Quando i miei genitori si sono offerti di aiutarci ad acquistare un appartamento, sono stata felicissima. Sembrava l’inizio perfetto per la nostra vita familiare.
Ponevano una condizione ragionevole: i genitori del mio futuro marito avrebbero dovuto contribuire con la loro parte. Avevano i mezzi, avendo da poco venduto una proprietà ereditata.
Ma il padre inaspettatamente rifiutò:
— Abbiamo altri figli, non possiamo aiutare tutti.
I miei genitori hanno risolto rapidamente la questione da soli: hanno acquistato l’appartamento a loro nome, promettendo di cederlo in seguito a me come regalo. Tutto sembrava andare per il verso giusto.
Ma da quel momento, tutto ha cominciato ad andare storto. Quando la conversazione si è spostata sulla ristrutturazione, il mio fidanzato ha detto:
— Non è il mio appartamento, perché dovrei investire in quello?
I miei genitori si sono occupati personalmente della ristrutturazione. Mio padre e i miei fratelli lavoravano ogni sera, tagliando, forando, intonacando, mentre mia madre sceglieva piastrelle e tinteggiava.
Una volta completata la ristrutturazione, ho deciso di agire con razionalità. Arredare l’appartamento sarebbe stata una responsabilità condivisa. I miei genitori avevano promesso di comprare la cucina e i miei fratelli avevano regalato i mobili per la camera da letto. Al mio fidanzato non restava che arredare il soggiorno e il corridoio.
— Guadagni bene, — dissi con calma. — Questo sarà il tuo contributo alla nostra futura casa.
Ma la sua risposta mi colpì come un colpo al cuore:
— Perché dovrei arredare il tuo appartamento? Dovrei semplicemente darti tutto il mio stipendio?
Era come se non lo riconoscessi. Dov’era l’uomo premuroso e perbene con cui avevo trascorso tre anni felici?
I miei genitori erano scioccati. Non capivano perché il mio fidanzato fosse così sensibile a tutto ciò che riguardava l’appartamento. Ma io continuavo a credere in lui.
Col tempo, le discussioni sono diventate parte della nostra vita quotidiana.
Le sue richieste si facevano sempre più insistenti: che l’appartamento fosse intestato a entrambi, che lui fosse registrato lì. Ogni volta cercavo di spiegare che l’appartamento era un regalo dei miei genitori e che avevano il diritto di farne ciò che volevano.
Ma questo non lo calmò.
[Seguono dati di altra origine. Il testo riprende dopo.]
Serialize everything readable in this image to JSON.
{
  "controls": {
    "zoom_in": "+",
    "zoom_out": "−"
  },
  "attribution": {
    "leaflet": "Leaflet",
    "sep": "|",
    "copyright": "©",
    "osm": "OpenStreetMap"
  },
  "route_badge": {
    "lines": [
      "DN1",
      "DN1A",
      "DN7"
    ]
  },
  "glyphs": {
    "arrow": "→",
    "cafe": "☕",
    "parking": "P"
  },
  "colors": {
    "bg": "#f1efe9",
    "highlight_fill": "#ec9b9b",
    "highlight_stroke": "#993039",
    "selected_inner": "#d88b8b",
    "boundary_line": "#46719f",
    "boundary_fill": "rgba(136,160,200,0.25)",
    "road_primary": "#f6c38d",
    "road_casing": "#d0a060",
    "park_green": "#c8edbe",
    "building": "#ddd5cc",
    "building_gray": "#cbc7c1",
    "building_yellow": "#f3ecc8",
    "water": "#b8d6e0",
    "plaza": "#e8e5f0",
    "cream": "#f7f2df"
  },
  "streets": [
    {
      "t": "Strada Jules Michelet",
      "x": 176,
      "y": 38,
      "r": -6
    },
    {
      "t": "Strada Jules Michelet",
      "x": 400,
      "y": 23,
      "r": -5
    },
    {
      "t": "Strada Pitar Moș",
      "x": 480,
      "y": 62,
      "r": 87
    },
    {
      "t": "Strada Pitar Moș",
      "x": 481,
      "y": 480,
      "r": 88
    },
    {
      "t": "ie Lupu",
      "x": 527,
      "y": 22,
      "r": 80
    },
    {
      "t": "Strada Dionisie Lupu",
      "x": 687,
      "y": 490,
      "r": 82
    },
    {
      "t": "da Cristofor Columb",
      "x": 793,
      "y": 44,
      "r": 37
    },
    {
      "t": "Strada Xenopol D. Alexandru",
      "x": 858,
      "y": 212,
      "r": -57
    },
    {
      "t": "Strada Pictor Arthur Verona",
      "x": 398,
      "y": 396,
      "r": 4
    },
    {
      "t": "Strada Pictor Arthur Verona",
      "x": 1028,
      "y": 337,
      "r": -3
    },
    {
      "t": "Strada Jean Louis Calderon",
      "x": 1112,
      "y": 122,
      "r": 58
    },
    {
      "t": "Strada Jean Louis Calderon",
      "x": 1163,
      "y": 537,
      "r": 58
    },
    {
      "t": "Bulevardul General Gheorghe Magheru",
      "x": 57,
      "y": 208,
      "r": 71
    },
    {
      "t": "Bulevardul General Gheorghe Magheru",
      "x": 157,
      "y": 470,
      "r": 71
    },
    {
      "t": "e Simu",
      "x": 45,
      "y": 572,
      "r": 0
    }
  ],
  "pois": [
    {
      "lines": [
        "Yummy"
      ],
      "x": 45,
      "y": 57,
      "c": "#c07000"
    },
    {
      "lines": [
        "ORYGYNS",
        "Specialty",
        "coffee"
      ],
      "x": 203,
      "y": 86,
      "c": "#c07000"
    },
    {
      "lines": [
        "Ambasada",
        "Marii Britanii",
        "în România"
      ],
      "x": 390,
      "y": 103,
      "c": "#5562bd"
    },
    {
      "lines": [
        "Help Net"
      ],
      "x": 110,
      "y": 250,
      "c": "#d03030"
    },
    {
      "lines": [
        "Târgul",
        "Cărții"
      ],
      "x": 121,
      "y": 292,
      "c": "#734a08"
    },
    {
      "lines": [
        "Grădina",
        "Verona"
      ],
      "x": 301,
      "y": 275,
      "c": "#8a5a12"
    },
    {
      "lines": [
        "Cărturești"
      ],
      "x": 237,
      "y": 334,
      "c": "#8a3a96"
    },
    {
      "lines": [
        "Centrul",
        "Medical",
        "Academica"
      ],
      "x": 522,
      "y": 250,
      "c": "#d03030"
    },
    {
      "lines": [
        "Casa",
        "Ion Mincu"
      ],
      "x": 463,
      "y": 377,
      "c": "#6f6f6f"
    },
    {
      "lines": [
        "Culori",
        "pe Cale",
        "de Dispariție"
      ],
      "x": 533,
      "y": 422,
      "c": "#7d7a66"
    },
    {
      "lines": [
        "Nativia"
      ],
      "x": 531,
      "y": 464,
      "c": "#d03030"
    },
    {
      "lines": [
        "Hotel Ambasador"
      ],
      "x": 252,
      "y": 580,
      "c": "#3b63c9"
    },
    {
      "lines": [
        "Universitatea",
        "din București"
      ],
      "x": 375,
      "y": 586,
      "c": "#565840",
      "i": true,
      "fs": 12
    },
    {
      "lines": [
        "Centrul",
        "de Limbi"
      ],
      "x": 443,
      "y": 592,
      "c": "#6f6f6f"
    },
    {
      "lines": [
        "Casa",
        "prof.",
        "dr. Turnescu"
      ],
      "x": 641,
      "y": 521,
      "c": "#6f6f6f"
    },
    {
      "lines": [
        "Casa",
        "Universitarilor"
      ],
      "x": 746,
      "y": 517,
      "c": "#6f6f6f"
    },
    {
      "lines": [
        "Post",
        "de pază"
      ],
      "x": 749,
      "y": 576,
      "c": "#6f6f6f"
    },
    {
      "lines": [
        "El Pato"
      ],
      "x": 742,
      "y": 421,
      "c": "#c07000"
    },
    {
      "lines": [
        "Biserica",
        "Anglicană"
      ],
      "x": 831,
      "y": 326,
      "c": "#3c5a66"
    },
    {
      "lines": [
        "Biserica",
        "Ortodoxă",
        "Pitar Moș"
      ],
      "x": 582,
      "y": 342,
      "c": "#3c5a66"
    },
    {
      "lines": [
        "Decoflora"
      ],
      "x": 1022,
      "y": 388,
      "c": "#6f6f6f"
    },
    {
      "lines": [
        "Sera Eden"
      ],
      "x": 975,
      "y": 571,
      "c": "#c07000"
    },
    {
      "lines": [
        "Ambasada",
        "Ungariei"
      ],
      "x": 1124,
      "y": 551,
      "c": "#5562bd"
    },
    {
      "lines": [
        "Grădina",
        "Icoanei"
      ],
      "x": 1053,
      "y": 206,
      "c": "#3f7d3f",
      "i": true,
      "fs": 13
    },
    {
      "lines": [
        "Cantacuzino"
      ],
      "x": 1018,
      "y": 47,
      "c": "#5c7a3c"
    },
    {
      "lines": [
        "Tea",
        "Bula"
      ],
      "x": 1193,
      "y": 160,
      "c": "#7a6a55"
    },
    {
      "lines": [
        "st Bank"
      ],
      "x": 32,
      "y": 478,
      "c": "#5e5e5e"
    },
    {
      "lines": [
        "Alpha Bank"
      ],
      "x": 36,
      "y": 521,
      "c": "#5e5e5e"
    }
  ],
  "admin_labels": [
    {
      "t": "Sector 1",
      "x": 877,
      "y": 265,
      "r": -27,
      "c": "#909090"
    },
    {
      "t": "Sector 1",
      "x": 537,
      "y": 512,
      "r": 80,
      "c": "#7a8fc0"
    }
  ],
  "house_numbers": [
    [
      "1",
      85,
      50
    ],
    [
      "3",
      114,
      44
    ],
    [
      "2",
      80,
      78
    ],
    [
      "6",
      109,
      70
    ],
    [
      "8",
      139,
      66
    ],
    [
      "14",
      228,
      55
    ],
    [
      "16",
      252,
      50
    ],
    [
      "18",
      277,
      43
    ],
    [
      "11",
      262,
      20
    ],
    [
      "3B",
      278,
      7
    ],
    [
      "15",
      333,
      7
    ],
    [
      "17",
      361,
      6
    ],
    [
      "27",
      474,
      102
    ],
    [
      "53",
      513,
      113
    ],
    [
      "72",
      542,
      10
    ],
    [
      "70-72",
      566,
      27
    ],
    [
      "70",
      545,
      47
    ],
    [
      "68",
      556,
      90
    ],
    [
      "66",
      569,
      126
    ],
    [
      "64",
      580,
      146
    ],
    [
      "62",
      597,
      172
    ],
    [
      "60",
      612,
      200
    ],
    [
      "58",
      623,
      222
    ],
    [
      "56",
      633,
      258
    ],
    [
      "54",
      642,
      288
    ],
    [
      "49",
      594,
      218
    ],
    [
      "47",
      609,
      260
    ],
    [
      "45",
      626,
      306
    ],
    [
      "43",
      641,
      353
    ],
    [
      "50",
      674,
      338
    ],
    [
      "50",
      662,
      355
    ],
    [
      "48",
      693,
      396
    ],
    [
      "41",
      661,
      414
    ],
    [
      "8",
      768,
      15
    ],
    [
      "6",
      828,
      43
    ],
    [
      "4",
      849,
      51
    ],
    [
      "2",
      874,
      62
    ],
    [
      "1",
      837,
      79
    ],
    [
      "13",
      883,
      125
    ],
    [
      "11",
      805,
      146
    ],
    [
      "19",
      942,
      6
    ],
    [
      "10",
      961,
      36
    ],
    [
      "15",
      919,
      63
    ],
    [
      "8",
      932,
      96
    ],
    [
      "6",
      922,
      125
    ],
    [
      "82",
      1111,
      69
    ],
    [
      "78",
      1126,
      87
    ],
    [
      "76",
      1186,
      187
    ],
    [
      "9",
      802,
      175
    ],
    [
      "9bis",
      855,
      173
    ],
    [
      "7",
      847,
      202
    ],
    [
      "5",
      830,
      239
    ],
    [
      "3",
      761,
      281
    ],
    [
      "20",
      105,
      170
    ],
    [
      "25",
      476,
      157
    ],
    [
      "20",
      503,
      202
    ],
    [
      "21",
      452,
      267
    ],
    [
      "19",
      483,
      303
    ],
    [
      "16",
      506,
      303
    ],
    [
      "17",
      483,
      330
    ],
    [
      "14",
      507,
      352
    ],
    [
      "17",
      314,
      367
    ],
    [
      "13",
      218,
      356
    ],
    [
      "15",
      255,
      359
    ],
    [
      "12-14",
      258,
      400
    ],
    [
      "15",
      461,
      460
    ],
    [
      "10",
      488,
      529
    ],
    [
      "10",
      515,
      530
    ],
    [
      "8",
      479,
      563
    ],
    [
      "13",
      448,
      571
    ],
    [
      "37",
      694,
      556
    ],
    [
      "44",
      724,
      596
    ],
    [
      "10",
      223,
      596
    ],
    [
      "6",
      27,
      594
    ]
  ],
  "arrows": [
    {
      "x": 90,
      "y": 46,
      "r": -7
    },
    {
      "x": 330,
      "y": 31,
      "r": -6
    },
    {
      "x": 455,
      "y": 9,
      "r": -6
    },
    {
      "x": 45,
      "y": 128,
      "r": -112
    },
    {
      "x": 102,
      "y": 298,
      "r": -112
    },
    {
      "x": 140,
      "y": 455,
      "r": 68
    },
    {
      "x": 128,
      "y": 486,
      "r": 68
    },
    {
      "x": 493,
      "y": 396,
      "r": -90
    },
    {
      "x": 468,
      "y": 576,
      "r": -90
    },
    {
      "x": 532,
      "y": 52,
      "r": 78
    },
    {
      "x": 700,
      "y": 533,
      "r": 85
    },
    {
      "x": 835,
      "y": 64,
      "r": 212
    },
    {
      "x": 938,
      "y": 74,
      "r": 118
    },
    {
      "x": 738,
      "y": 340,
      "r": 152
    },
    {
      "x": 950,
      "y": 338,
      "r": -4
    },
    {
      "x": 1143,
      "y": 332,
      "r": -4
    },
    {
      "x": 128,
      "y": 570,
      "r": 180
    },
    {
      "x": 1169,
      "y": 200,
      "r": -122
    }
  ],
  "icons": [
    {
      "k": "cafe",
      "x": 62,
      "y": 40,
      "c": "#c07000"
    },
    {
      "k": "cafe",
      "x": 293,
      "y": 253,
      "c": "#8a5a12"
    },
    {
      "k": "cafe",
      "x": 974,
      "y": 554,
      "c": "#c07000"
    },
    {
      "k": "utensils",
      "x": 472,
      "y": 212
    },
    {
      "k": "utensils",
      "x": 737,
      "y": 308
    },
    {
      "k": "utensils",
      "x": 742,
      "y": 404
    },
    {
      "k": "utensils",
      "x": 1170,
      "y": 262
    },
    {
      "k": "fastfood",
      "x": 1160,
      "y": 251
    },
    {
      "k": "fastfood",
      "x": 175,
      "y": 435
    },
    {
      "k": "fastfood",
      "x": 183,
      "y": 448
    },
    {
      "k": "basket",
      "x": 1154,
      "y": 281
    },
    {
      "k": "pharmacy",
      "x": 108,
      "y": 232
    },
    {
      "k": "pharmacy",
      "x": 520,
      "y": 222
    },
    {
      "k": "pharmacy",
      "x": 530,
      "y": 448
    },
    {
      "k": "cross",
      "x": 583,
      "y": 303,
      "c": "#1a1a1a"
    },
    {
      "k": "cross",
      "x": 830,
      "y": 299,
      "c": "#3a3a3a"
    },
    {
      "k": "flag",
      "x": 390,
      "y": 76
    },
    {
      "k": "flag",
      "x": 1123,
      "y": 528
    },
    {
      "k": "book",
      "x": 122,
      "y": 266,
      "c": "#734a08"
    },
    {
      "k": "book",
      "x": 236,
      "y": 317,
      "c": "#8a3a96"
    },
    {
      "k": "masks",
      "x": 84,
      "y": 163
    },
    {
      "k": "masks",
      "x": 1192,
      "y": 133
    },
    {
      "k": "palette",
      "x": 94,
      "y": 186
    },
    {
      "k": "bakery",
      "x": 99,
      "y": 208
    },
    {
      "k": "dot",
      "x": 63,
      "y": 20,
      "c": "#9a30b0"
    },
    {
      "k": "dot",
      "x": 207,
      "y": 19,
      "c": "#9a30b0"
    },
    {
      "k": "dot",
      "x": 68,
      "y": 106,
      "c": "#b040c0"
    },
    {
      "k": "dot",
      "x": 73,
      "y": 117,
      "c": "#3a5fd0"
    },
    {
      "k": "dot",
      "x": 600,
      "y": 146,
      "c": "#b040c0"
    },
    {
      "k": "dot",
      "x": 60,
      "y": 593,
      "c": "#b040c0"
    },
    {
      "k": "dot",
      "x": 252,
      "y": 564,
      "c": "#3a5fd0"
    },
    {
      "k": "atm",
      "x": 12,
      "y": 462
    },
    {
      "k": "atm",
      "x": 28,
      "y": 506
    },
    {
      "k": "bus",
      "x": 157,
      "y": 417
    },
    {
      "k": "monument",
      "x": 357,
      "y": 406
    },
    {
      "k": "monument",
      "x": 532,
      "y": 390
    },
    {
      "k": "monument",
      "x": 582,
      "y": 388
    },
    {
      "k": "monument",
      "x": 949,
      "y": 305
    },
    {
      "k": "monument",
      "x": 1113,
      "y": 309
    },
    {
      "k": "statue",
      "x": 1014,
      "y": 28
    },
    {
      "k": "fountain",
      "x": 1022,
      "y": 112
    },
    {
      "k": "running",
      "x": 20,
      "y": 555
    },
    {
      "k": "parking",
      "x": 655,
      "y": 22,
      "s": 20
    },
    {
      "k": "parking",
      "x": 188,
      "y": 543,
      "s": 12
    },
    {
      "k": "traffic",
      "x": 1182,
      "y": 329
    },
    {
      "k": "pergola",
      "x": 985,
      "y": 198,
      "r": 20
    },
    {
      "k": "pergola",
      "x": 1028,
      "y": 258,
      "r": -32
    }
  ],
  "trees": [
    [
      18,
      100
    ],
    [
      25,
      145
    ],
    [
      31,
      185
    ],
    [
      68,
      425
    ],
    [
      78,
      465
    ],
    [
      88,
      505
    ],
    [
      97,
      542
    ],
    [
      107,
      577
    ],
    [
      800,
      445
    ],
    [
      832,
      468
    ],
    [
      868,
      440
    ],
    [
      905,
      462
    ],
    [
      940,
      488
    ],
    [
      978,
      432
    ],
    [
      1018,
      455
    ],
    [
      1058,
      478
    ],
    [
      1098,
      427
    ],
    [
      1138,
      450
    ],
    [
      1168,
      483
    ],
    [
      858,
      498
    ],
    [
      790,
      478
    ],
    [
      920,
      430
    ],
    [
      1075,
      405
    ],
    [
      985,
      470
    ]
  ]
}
A un certo punto, gli dissi:
— Se la pensi così, forse non dovremmo sposarci?
La sua risposta mi è sembrata una pugnalata alla schiena:
— Neanch’io lo voglio.
Smettemmo di parlarci per una settimana. Per primo si scusò:
— Mi dispiace, erano tutte emozioni. Mi sbagliavo.
Pensavo che tutto si potesse risolvere. Ricominciammo a frequentarci, ma i vecchi problemi riaffiorarono rapidamente. Il mio fidanzato ricominciò a parlare del suo risentimento:
— Pensi che io sia povero e indegno perché non vuoi condividere l’appartamento.
Ho cercato di mantenere la calma e ho proposto di parlare della cosa con calma. Ma dentro di me sentivo che non era più amore: era una lotta per il territorio.
Ora continua a mandarmi messaggi, ricordandomi del matrimonio imminente, ma non riesco a provare alcuna gioia. Le sue parole: “Perché dovrei far parte di questa famiglia se niente mi appartiene?” mi risuonano ancora nella mente.
Dovrei sposare una persona così? O mi ha appena mostrato chi è veramente?